In this link : Implicit object parameter
In this quote :
If any candidate function is a member function (static or non-static) that does not have an explicit object parameter (since C++23), but not a constructor, it is treated as if it has an extra parameter (implicit object parameter) which represents the object for which they are called and appears before the first of the actual parameters.
I do not understand why the word static is mentioned here? Isn't the implicit object parameter the this pointer ( which only exists in non-static functions ) ?
Edit
in this link : link
quote :
The keyword this is a rvalue (until C++11)prvalue (since C++11) expression whose value is the address of the implicit object parameter (object on which the non-static member function is being called). It can appear in the following contexts:
It's useful to consider examples. When you have:
struct C {
void f(int);
void f(int) const;
};
C c;
c.f(42);
How does overload resolution pick? You effectively have a choice of:
// implicit object | regular
// parameter | parameter
void f(C&, int );
void f(C const&, int );
With the arguments (C, int). That ends up picking the first one, for being a better match.
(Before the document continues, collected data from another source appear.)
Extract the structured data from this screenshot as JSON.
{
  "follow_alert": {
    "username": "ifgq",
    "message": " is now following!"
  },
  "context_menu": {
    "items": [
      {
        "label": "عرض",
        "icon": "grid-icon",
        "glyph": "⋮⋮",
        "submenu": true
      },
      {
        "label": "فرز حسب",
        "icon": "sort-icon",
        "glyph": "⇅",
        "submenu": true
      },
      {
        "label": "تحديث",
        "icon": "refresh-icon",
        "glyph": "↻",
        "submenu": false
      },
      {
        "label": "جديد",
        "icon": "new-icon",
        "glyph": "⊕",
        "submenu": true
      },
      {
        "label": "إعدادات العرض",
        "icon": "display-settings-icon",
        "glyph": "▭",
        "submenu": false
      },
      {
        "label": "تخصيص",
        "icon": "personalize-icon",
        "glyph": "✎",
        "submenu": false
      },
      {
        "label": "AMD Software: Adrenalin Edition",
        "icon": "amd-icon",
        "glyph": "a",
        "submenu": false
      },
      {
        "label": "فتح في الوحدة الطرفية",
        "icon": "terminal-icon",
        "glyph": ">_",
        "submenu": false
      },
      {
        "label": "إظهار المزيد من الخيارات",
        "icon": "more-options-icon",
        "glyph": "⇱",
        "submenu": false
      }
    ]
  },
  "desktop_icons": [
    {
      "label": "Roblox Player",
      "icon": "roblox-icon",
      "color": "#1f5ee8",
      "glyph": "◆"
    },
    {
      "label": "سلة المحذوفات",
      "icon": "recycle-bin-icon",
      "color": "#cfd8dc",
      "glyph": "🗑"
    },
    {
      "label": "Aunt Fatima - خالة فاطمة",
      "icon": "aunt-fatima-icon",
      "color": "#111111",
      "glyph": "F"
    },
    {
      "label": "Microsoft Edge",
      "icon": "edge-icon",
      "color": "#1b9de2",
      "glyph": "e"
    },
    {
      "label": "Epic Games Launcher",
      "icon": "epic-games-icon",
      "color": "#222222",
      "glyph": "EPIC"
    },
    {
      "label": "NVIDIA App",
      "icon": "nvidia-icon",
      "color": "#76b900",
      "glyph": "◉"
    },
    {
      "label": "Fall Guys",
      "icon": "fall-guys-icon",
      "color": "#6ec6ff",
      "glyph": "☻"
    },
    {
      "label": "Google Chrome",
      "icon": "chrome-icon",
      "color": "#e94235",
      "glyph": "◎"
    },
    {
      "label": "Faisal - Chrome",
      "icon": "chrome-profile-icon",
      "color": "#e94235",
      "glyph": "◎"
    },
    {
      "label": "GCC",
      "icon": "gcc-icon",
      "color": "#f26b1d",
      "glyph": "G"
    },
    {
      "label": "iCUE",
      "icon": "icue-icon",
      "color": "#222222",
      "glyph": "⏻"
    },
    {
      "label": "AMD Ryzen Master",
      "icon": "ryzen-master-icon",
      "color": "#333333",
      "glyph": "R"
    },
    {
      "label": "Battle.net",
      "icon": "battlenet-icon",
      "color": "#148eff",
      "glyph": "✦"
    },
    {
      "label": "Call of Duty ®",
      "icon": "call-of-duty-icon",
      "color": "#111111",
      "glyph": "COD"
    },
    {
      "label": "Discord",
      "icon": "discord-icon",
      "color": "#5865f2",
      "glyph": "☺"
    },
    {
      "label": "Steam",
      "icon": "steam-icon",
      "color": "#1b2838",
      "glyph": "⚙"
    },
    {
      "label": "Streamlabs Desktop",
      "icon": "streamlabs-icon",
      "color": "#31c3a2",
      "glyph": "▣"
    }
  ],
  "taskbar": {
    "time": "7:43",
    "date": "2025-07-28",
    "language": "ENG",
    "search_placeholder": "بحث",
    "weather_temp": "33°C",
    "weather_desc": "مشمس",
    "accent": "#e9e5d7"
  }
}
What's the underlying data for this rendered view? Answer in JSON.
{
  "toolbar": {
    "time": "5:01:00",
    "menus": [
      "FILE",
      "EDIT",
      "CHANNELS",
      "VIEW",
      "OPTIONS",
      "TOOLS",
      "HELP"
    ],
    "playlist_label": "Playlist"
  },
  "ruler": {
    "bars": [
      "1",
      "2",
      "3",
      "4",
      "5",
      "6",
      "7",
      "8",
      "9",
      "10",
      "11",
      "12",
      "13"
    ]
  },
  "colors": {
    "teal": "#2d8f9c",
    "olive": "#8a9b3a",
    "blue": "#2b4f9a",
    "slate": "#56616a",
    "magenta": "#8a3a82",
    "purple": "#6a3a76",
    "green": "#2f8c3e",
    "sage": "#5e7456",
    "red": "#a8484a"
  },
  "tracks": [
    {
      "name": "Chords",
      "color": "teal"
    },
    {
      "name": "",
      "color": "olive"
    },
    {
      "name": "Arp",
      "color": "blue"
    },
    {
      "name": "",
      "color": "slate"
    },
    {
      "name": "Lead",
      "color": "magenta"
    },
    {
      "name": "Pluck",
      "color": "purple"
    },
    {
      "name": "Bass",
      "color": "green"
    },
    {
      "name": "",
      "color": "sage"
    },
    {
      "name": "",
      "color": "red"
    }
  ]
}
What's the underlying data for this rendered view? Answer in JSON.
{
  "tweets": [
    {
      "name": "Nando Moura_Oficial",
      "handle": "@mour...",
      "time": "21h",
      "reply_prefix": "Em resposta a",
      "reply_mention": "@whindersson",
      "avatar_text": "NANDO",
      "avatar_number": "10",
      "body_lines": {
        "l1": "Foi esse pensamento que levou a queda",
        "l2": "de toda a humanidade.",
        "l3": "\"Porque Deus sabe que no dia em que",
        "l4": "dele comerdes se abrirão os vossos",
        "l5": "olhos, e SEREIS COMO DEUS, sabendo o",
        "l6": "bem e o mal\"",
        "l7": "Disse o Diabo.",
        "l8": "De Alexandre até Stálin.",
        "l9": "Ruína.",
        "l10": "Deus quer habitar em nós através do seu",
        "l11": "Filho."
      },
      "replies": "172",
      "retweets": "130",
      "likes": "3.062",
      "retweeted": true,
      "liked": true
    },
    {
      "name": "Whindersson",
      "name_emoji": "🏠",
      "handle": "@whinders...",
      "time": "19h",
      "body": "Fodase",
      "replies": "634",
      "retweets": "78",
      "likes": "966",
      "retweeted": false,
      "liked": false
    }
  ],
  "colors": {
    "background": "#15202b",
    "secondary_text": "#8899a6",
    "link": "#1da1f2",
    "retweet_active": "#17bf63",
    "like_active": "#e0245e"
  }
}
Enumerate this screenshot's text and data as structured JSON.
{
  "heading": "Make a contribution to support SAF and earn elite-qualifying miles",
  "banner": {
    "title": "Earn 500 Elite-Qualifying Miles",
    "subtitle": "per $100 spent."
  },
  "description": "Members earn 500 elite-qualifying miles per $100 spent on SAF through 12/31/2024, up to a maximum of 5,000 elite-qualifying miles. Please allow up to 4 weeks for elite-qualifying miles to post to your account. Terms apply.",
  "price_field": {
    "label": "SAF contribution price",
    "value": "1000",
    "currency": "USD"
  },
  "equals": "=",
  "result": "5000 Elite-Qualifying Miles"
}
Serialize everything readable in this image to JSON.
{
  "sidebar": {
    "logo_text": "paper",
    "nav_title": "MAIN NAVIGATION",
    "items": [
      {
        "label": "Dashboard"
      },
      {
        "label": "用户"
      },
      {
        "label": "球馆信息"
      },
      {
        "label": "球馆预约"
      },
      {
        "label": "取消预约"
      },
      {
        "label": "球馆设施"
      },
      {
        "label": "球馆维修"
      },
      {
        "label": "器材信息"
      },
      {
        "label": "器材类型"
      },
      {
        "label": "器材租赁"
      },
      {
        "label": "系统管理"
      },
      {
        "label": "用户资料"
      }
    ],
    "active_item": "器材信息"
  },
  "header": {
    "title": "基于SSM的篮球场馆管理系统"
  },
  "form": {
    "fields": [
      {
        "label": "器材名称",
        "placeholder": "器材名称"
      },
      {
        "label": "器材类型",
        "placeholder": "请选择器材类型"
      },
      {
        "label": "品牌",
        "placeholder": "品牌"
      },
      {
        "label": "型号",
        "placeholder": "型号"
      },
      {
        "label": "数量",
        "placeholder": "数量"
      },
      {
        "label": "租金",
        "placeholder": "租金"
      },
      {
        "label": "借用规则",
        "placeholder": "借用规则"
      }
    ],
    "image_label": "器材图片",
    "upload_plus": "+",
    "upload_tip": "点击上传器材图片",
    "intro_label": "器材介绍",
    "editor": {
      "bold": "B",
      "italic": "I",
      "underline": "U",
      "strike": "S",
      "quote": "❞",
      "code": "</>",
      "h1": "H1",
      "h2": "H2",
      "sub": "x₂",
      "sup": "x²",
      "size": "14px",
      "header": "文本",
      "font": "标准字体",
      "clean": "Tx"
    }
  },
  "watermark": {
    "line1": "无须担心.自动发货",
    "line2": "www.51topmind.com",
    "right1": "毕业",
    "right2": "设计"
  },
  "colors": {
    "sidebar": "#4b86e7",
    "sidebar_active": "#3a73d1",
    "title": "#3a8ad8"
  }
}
Now, let's think of this example:
struct D {
static void g(int);
void g(long);
};
D d;
d.g(42);
Now, if we try to do the same thing:
// implicit object | regular
// parameter | parameter
void g(????????, int );
void g(D&, long );
We have two arguments, a D and an int. We don't know if we're going to call a static function or not yet, we still have to do overload resolution. How do we pick in this case? The non-static member function has an implicit object parameter, D&, but what do we do for the static one?
The C++ answer is we contrive a fake parameter, that is a perfect match for everything:
// implicit object | regular
// parameter | parameter
void g(contrived-match, int );
void g(D&, long );
And now, when we do overload resolution with (D, int), you can see that the static function is the best match (better conversion sequence for the second parameter).
Once we pick the static member function, we then ignore the object argument entirely. d.f(42) basically evaluates as D::f(42). But we didn't know that until we performed overload resolution - the contrived parameter exists to solve the problem of how to actually compare these cases.
This still applies even if there were just the one static member function - since d.f(42) does have two parameters: the d and the 42, so the language needs to handle the d somehow (the alternative could've been to simply disallow this syntax, requiring D::f(42) if you wanted to call a static member function, but that seems a lot less nice).
Consider what happens if you don't have this rule and have a static method and non-static method with the same (explicit) parameters. Then to the non-static method an additional implicit parameter (this) will be added, but not to the static method. This will make the list of parameters of both methods different and will allow to overload the static method with non-static method with the same explicit parameters.
First things first, there is a difference between implicit object parameter and this pointer. The former is a reference type while the latter is a keyword and is an rvalue of pointer type. For example for a const qualified non-static member function the implicit object parameter is of type const X& while the this pointer is of type const X*. While for a non-const nonstatic member function the implicit object parameter is of type X& and the this is of type X*. This can be confirmed here.
isn't Implicit object parameter the ( this ) pointer ( which ( the ( this ) pointer ) only works with non-static functions )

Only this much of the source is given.